|Today at Lane Tech|
I assumed that the outrageous banning of the graphic novel Persepolis was the move of some misguided middle-level bureaucrat. But by this afternoon, CEO Byrd-Bennett had not only taken credit for the banning, she had doubled-down by declaring the book to be inappropriate for seventh-graders "because it contains "graphic language and images."
And here I always thought that graphic language and images were the mark of great literature -- especially of a graphic novel. I also thought that it was the job of teachers to guide their students towards developmentally-appropriate reading. Do we really need the schools CEO to decide for teachers which books to ban?
An award-winning work, Persepolis has been translated into more than 40 languages.
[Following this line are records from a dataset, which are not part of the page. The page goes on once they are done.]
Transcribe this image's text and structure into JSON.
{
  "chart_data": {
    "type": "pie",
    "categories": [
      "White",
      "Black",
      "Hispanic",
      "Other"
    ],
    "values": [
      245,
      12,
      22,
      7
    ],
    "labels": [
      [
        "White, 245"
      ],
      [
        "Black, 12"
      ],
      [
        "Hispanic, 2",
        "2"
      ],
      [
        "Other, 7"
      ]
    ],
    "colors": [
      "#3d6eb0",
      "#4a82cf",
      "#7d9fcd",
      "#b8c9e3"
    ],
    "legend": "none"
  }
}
It was published in the United States as two volumes in 2003 and 2004 and later as a single volume. It was chosen by the Young Adult Library Association as one of its recommended titles and named as one of “100 Best Books of the Decade” by the Times of London.
Lane Tech students and teachers are having none of it. Today, lots of them poured out onto the rain-soaked streets after school to demand an end to book banning. One student told me that she was quite able to decide for herself which books to read and what to think of them. A Lane teacher called the banning ridiculous and told me that he had assigned the book to his students two years ago. The principal of another school told me that she was ordering 10 copies of Persepolis for her school library.
As is usually the case, book banning soon turns into its opposite. The publishers of Persepolis must be grinning from ear to ear today after hearing the news from Chicago. Please ban more of our books, I can almost hear them appealing to CPS 'crats. As for Rahm, BBB & Co., I can't imagine this going well for them. Can you?